Elkington's Saturday 68 moved into him a share of 10th place, just 4 shots back of Els. He shot a final-round 66, but missed a short birdie putt on the final hole that would have won the tournament outright. He joined fellow Aussie Stuart Appleby, Frenchman Thomas Levet and Els – who nearly let the tournament get away down the stretch -- in a four-hole aggregate playoff. It took a fifth hole before Els finally defeated Levet, winning his third major championship.
By then, Woods was long gone, flying back home to Florida, perhaps wondering about the opportunity that had gotten away in such a maddening storm. Although the conditions were terrible, only three players shot worse than him. As good as he was at the time, Woods shot nearly 5 strokes higher than the average for those who played in the last seven groups.
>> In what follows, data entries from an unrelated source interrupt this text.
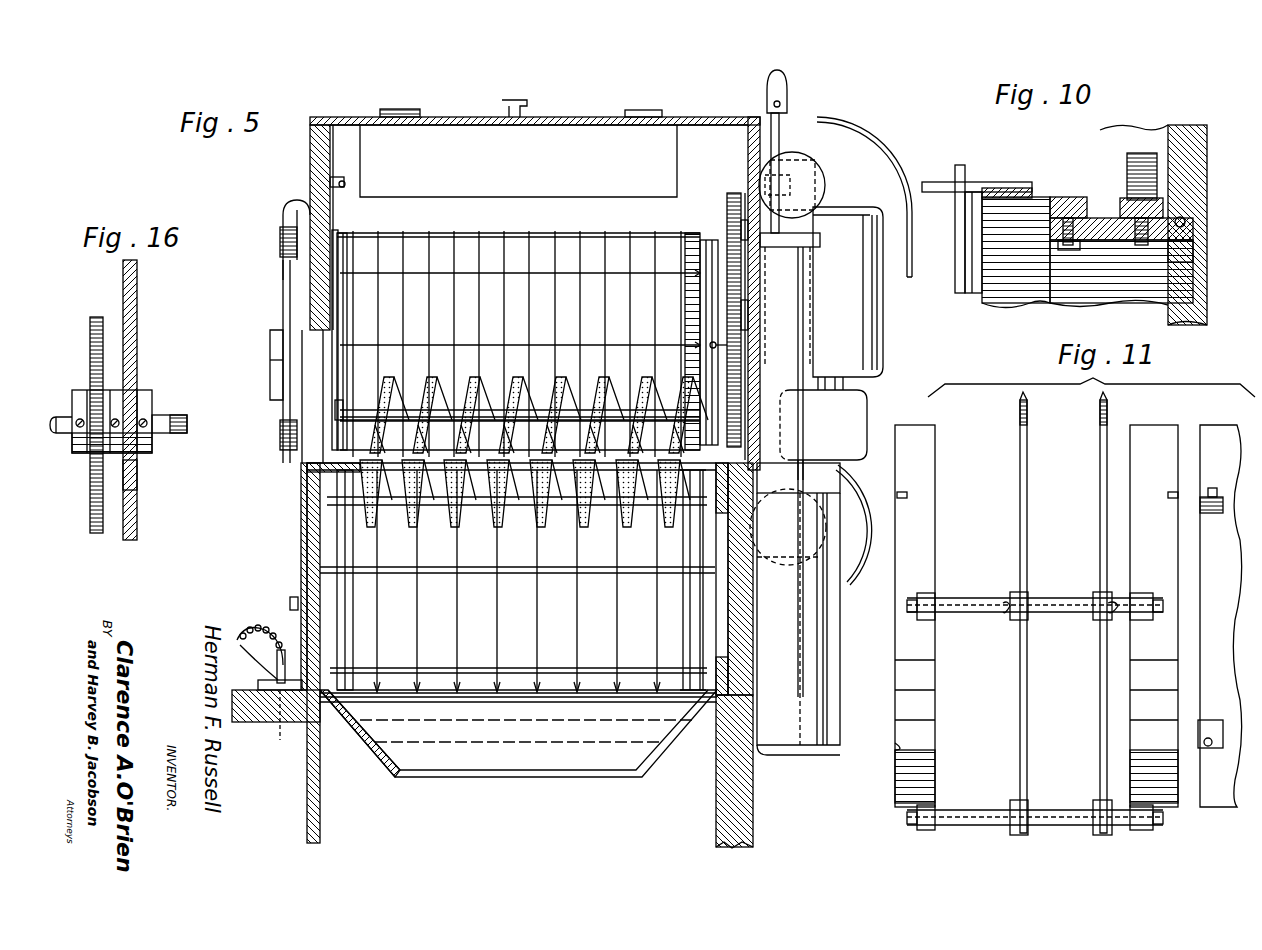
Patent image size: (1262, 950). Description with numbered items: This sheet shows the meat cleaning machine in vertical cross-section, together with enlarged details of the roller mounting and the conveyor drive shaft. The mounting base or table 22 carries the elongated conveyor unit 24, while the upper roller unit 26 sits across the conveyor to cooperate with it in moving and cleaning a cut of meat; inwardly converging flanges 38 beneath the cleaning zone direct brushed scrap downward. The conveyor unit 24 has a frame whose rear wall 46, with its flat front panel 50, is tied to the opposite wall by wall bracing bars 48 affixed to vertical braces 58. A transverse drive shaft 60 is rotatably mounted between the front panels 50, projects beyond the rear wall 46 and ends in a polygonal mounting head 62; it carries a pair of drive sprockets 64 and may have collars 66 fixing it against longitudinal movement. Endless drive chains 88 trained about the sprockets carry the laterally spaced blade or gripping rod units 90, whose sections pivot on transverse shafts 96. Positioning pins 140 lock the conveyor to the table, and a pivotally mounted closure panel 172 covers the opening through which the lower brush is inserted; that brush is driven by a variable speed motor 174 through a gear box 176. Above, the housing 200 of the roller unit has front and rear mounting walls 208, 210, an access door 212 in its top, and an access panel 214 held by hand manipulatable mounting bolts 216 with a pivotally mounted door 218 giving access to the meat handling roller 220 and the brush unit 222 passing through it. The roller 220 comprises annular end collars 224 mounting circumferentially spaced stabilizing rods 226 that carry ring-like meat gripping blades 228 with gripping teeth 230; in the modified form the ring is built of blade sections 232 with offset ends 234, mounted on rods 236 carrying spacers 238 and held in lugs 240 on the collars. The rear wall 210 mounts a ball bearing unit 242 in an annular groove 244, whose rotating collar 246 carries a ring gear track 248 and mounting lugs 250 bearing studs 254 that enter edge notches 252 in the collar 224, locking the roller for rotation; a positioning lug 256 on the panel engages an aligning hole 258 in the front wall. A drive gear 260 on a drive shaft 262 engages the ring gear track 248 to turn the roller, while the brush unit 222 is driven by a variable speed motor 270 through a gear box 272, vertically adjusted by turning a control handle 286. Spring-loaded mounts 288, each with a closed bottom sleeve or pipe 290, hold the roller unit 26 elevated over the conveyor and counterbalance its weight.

In FIG. 5, the mounting base or table 22 is at (300, 775).
In FIG. 5, the conveyor unit 24 is at (270, 543).
In FIG. 5, the upper roller unit 26 is at (268, 230).
In FIG. 5, the inwardly converging flanges 38 is at (522, 755).
In FIG. 16, the rear wall 46 is at (141, 321).
In FIG. 5, the wall bracing bars 48 is at (474, 572).
In FIG. 16, the front panel 50 is at (134, 505).
In FIG. 5, the vertical braces 58 is at (718, 634).
In FIG. 16, the drive shaft 60 is at (60, 435).
In FIG. 16, the polygonal mounting head 62 is at (168, 415).
In FIG. 16, the drive sprockets 64 is at (93, 500).
In FIG. 16, the collars 66 is at (78, 405).
In FIG. 5, the drive chains 88 is at (683, 596).
In FIG. 5, the blade or gripping rod units 90 is at (492, 687).
In FIG. 5, the shaft 96 is at (435, 670).
In FIG. 5, the positioning pins 140 is at (261, 673).
In FIG. 5, the closure panel 172 is at (302, 570).
In FIG. 5, the variable speed motor 174 is at (853, 550).
In FIG. 5, the gear box 176 is at (833, 543).
In FIG. 5, the housing 200 is at (720, 92).
In FIG. 5, the front mounting wall 208 is at (328, 168).
In FIG. 5, the rear mounting wall 210 is at (750, 148).
In FIG. 10, the rear mounting wall 210 is at (1207, 136).
In FIG. 5, the access door 212 is at (441, 116).
In FIG. 5, the access panel 214 is at (296, 264).
In FIG. 5, the mounting bolts 216 is at (280, 440).
In FIG. 5, the pivotally mounted door 218 is at (278, 393).
In FIG. 5, the meat handling roller 220 is at (597, 230).
In FIG. 5, the brush unit 222 is at (572, 376).
In FIG. 5, the annular end collars 224 is at (690, 316).
In FIG. 10, the annular end collars 224 is at (1030, 186).
In FIG. 11, the annular end collars 224 is at (915, 707).
In FIG. 10, the stabilizing rods 226 is at (936, 180).
In FIG. 10, the meat gripping blades 228 is at (966, 196).
In FIG. 10, the meat gripping teeth 230 is at (960, 170).
In FIG. 11, the meat gripping teeth 230 is at (1080, 712).
In FIG. 11, the blade sections 232 is at (1019, 683).
In FIG. 11, the offset end 234 is at (1010, 598).
In FIG. 11, the rods 236 is at (1003, 613).
In FIG. 11, the spacers 238 is at (1065, 597).
In FIG. 11, the lugs 240 is at (930, 588).
In FIG. 5, the ball bearing unit 242 is at (334, 240).
In FIG. 10, the ball bearing unit 242 is at (1198, 228).
In FIG. 10, the annular groove 244 is at (1195, 262).
In FIG. 10, the rotating collar 246 is at (1073, 295).
In FIG. 5, the ring gear track 248 is at (745, 315).
In FIG. 10, the ring gear track 248 is at (1200, 216).
In FIG. 10, the mounting lugs 250 is at (1052, 248).
In FIG. 11, the mounting lugs 250 is at (1218, 513).
In FIG. 11, the edge notches 252 is at (907, 494).
In FIG. 5, the studs 254 is at (718, 345).
In FIG. 10, the studs 254 is at (1066, 197).
In FIG. 11, the studs 254 is at (1213, 488).
In FIG. 5, the positioning lug 256 is at (348, 186).
In FIG. 5, the aligning hole 258 is at (316, 184).
In FIG. 5, the drive gear 260 is at (736, 200).
In FIG. 10, the drive gear 260 is at (1130, 176).
In FIG. 5, the drive shaft 262 is at (744, 228).
In FIG. 5, the variable speed motor 270 is at (866, 338).
In FIG. 5, the gear box 272 is at (848, 415).
In FIG. 5, the control handle 286 is at (787, 100).
In FIG. 5, the spring-loaded mounts 288 is at (828, 667).
In FIG. 5, the sleeve or pipe 290 is at (798, 735).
For once, he seemed unable to adjust to the situation, to accept that a good score might be in the mid-70s.
All these years later, however, Woods says he does not look back with regret.
"Not at all,'' he said. "There were no good scores in my little section [during the third round]. The guys who were behind us got a little bit of a break, they played six or seven holes and it wasn't as bad. That helped. We played most of the day in that stuff. And the guys who went out before the storm got a chance to post, and we all came back to them.''
A month later, Woods finished second by a shot to Rich Beem at the PGA Championship, giving him two victories and a runner-up finish in the 2002 majors. After the PGA, he would part ways with instructor Butch Harmon and would not win another major until the 2005 Masters, the first of six through the 2008 U.S. Open.
Of course, 20 majors have passed since, and Woods has been stuck on 14 for five years. Is Muirfield where he breaks through? Woods has never been one to say a place owes him anything, but you wonder if that isn't in the back of his mind, somewhere.